You’ve no doubt heard this quote before: “Your network is your net worth.” It’s a true sentiment of the business world in general, and life sciences in particular. Connections with colleagues inside your companies and elsewhere in the industry can lead to the valuable exchange of information, to heightened career opportunities and to success as a sales training professional.
Sharing the importance of networking and creating networking opportunities are among the missions of LTEN, and it’s a theme you’ll see reflected at this year’s 44th LTEN Annual Conference, taking place June 1-4, in Phoenix, AZ. Among the highlights of the upcoming conference will be the June 2 keynote from noted business author Keith Ferrazzi, the foremost expert in business development relationships and author of the bestsellers “Never Eat Alone” and “Who’s Got Your Back.”
“Your relationships in your life will determine your career advancement personally,” Ferrazzi said. “Your relationships in your life will determine your ability to influence and bring your ideas to the forefront of your organization. The more relationships you have that are strong with the constituencies that you serve, the more they will allow you to take risks and push the boundaries and to serve your people.”
As learning professionals, Ferrazzi said, it’s critical to network and build relationships that also keep you learning and growing. As an example. Ferrazzi cited the famed 70/20/10 rule of learning.
“Only 10 percent of learning comes from instruction,” he said. “We need to get out there and build an informal network for informal learning as well.”
Not surprisingly, with networking as with many things, it’s easier said than done. It doesn’t always come naturally, Ferrazzi said.
“It feels risky and dangerous to most people, because it requires us, when you do it well, to push the comfort zones of your social comfort with people, to take risks, to reach out to people more intimately, reach out more effectively, reach out more generously,” he said. “It’s not just a transactional activity, it’s a very relational activity. We’re asking people to accelerate and connect with people authentically, but more purposefully.”
But again, as with so many things, it has to be done.
“It’s risky and people are sometimes afraid of it,” Ferrazzi said. “But that doesn’t mean you can ignore it.”

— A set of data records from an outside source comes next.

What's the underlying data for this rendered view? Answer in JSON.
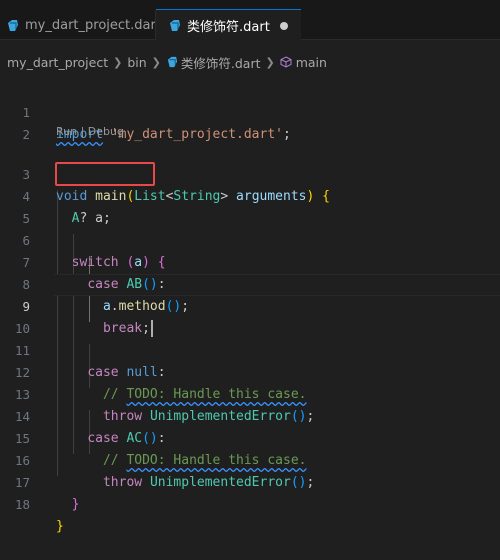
{
  "tabs": [
    {
      "label": "my_dart_project.dart",
      "active": false
    },
    {
      "label": "类修饰符.dart",
      "active": true,
      "modified": true
    }
  ],
  "breadcrumb": {
    "items": [
      "my_dart_project",
      "bin",
      "类修饰符.dart",
      "main"
    ]
  },
  "codelens": "Run | Debug",
  "colors": {
    "keyword": "#569cd6",
    "control": "#c586c0",
    "string": "#ce9178",
    "type": "#4ec9b0",
    "function": "#dcdcaa",
    "variable": "#9cdcfe",
    "comment": "#6a9955",
    "highlight_box": "#e8484a"
  },
  "editor": {
    "current_line": 9,
    "line_numbers": [
      "1",
      "2",
      "3",
      "4",
      "5",
      "6",
      "7",
      "8",
      "9",
      "10",
      "11",
      "12",
      "13",
      "14",
      "15",
      "16",
      "17",
      "18"
    ],
    "lines": {
      "l1": {
        "kw": "import",
        "str": "'my_dart_project.dart'",
        "end": ";"
      },
      "l3": {
        "kw": "void",
        "fn": "main",
        "type1": "List",
        "type2": "String",
        "param": "arguments"
      },
      "l4": {
        "type": "A",
        "rest": "? a;"
      },
      "l6": {
        "kw": "switch",
        "var": "a"
      },
      "l7": {
        "kw": "case",
        "type": "AB"
      },
      "l8": {
        "var": "a",
        "fn": "method"
      },
      "l9": {
        "kw": "break"
      },
      "l11": {
        "kw": "case",
        "kw2": "null"
      },
      "l12": {
        "comment_prefix": "// ",
        "todo": "TODO: Handle this case."
      },
      "l13": {
        "kw": "throw",
        "type": "UnimplementedError"
      },
      "l14": {
        "kw": "case",
        "type": "AC"
      },
      "l15": {
        "comment_prefix": "// ",
        "todo": "TODO: Handle this case."
      },
      "l16": {
        "kw": "throw",
        "type": "UnimplementedError"
      }
    }
  }
}
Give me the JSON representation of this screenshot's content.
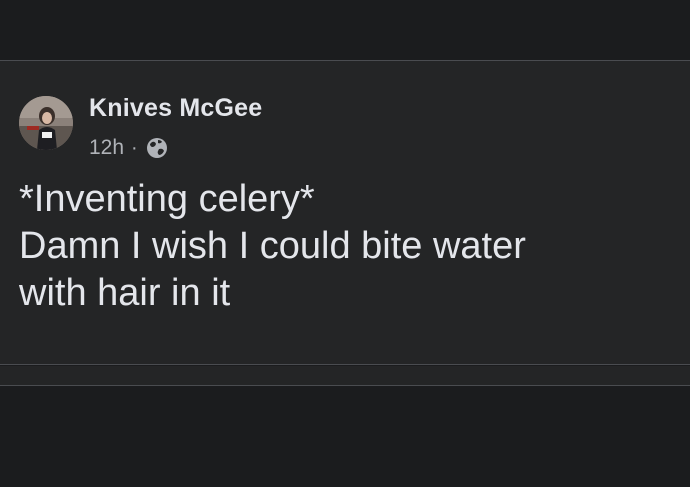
{
  "post": {
    "author": "Knives McGee",
    "timestamp": "12h",
    "separator": "·",
    "privacy_icon": "globe-icon",
    "avatar_icon": "profile-photo",
    "text_lines": [
      "*Inventing celery*",
      "Damn I wish I could bite water",
      "with hair in it"
    ]
  },
  "colors": {
    "background": "#1b1c1e",
    "card": "#242526",
    "divider": "#4a4c50",
    "primary_text": "#e4e6eb",
    "secondary_text": "#b0b3b8"
  }
}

Indeed, he said, professionals need to recognize the importance of networking and push through it.
“I don’t care if you’re afraid, do it anyway if you want to be good at your job,” he said. “If you want to be mediocre, then ignore it. That’s the way the world works and that’s the way our careers work and you’re going to have to do it.”

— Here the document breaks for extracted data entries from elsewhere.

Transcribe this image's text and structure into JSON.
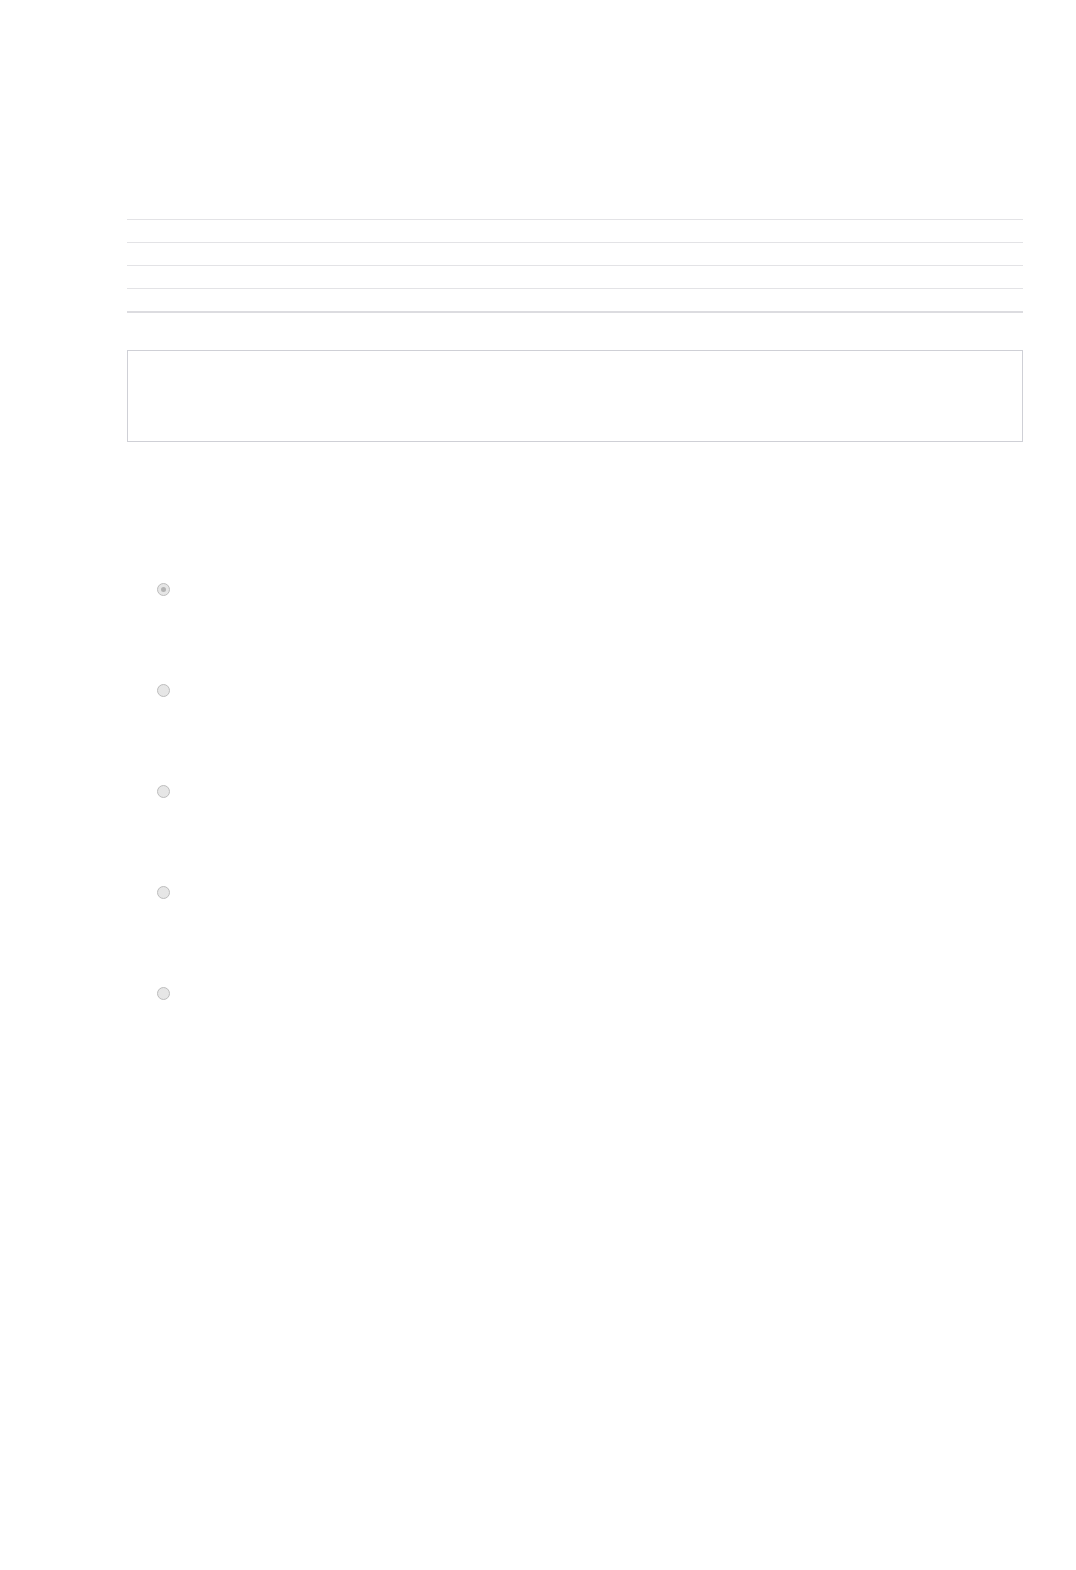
{
  "comment_box": {
    "disabled": true
  },
  "options": [
    {
      "selected": true,
      "disabled": true
    },
    {
      "selected": false,
      "disabled": true
    },
    {
      "selected": false,
      "disabled": true
    },
    {
      "selected": false,
      "disabled": true
    },
    {
      "selected": false,
      "disabled": true
    }
  ]
}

In his LTEN keynote presentation on Tuesday, June 2, Ferrazzi will offer a process and a plan on how to build relationships. He’ll share specific actions that can be taken to network with the three to five most important people in your organization to advance your network and achieve your goals.
“We need to put ourselves out there and recognize that just getting your work done is not necessarily going to build that position of influence,” Ferrazzi said.